Monthly change in dwelling values across cities.

Housing values reached a peak in March this year, with a gradual decline becoming more and more apparent with each passing month. The price falls are expected to become sharper as the intensity of the interest rate tightening cycle strengthens. This means that if the RBA takes a more aggressive approach to monetary policy tightening in the coming months, then prices could fall at an even higher rate.

Rising fixed-term mortgages and tighter lending conditions were some of the early drivers of the property market slowdown, followed by a rise in variable rate mortgages. Commercial banks have passed on the burden of increasing cash rates to consumers by introducing higher rates on loans. Additionally, as fiscal support came to an end and consumer confidence started to topple, housing prices declined further.

The situation has been further exacerbated by inflationary fears and affordability concerns. Rising prices of goods and services have weakened consumer confidence. Moreover, a drop in the number of mortgages being taken is also visible. Thus, concerns loom that future interest rate hikes could make the housing price fall even more widespread.

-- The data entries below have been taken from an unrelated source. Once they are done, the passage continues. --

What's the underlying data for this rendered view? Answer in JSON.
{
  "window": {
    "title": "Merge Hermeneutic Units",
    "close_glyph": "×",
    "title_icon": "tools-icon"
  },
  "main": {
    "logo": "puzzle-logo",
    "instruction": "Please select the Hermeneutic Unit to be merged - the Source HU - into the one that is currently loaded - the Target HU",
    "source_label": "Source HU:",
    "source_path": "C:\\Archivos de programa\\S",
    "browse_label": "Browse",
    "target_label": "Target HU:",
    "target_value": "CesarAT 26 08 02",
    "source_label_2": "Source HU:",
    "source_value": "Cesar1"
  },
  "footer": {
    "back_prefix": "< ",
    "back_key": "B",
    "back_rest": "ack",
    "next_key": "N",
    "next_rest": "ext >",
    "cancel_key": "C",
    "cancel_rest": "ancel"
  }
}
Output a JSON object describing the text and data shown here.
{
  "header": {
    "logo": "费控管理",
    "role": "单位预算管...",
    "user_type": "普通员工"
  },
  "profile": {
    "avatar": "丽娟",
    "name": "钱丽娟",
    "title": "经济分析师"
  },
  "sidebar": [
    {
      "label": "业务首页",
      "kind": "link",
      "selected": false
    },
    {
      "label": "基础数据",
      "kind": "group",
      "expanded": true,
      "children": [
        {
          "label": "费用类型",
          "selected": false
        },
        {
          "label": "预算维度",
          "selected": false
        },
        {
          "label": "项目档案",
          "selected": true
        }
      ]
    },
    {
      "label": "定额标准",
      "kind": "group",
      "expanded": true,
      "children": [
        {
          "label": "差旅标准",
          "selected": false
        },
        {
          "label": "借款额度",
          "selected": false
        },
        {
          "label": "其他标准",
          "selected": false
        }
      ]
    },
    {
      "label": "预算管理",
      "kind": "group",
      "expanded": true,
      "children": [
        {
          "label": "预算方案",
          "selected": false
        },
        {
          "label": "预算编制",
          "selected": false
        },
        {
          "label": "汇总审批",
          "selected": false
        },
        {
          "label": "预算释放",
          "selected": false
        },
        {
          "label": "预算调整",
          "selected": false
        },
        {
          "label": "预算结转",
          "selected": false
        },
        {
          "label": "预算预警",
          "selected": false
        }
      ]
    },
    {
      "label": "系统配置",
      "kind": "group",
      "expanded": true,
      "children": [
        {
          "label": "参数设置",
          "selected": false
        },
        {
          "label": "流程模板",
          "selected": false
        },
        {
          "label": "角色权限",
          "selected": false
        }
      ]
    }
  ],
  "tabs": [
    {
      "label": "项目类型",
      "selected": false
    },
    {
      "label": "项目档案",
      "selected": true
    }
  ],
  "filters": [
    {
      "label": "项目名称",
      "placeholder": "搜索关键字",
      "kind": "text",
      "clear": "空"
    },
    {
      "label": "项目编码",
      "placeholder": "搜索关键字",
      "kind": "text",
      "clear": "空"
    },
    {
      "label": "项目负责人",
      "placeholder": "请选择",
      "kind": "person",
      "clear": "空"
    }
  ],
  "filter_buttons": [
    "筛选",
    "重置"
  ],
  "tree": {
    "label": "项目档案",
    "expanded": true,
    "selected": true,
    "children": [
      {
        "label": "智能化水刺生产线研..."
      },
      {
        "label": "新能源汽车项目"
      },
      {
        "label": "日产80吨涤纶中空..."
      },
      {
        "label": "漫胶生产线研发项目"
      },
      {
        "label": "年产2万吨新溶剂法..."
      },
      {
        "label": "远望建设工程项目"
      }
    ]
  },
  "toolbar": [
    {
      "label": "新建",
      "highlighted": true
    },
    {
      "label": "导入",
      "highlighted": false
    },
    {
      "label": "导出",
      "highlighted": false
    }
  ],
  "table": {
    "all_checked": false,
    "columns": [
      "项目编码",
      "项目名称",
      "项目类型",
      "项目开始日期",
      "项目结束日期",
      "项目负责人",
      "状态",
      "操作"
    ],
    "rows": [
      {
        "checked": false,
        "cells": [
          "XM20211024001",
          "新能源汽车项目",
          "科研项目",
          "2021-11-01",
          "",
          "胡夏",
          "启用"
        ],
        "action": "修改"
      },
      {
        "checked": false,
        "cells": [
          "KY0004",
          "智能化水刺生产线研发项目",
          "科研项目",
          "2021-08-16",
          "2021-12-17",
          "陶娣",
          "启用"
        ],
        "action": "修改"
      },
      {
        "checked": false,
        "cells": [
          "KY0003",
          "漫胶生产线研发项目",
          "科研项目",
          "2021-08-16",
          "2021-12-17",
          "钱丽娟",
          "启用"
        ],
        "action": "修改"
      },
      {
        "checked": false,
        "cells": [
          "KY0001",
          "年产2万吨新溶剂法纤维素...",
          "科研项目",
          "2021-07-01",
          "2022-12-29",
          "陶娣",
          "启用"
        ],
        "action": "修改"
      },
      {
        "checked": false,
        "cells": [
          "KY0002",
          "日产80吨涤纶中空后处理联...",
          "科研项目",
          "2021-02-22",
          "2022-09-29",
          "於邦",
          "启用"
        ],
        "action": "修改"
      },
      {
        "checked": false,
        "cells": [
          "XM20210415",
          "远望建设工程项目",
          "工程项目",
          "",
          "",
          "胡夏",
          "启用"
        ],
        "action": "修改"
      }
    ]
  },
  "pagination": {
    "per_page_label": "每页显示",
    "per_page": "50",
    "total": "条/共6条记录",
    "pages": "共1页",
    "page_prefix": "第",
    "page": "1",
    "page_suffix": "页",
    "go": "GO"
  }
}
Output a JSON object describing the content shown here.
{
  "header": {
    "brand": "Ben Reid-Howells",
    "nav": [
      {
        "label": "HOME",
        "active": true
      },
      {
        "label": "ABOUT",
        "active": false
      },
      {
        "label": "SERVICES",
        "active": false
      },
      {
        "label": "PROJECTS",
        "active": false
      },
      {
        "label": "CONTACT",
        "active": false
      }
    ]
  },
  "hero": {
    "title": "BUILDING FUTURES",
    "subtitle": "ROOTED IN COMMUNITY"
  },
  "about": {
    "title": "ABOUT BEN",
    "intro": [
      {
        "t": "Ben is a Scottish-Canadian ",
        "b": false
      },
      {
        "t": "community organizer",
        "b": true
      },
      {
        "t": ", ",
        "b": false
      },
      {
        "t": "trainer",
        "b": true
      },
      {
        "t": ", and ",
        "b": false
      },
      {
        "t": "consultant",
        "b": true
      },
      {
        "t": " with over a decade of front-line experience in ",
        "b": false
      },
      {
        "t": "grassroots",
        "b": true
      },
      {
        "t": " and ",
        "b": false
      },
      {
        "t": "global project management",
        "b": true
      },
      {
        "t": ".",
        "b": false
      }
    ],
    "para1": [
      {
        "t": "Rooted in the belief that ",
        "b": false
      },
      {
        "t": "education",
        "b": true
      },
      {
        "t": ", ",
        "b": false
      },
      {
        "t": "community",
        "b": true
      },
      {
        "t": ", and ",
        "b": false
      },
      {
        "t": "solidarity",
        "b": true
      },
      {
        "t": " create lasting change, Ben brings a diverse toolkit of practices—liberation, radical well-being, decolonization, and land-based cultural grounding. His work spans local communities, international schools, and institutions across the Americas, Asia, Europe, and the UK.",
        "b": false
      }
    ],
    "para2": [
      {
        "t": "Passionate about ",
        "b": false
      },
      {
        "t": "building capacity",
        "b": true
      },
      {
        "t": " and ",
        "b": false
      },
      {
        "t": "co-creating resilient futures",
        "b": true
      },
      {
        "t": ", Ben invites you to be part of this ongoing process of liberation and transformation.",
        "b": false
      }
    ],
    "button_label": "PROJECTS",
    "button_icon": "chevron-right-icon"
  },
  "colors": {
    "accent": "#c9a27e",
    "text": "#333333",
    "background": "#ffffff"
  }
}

Despite these challenges, unit prices have bucked the trend and remained relatively stable. This again highlights the fast-paced growth of house prices across the country during the pandemic era. Individual houses have been in high demand since the lockdown period and have consistently outperformed units in terms of price growth.

Should buyers wait for a better deal?

Falling prices are often a signal for buyers to wait out the decline and lock a better deal. However, the Australian property market looks highly volatile, and buyers need to act cautiously. Waiting out the current decline could be a possible way to save money. But waiting too long could end up thinning the chances of securing lower-priced homes.

It is also important to view the seller’s side in this scenario. Buyers are moving away from the market, driven by the fear of overpaying or FOOP. This has prompted most sellers to take their properties off the market in search of a better price. Thus, falling prices are being accompanied by a removal of premium, good-quality houses from the market.

If buyers decide to wait out the current price decline, they could see fewer houses being put up for sale. Sellers are likely to only step into the market if they have a highly compelling reason, such as an urgent need for money.

As the housing correction begins to emerge, a drastic change awaits both buyers and sellers. Some reports suggest that the fear of missing out (FOMO) has now transferred to sellers, who want to make the best out of the current situation. Where the housing market ultimately lands largely depends on the RBA’s interest rate cycle.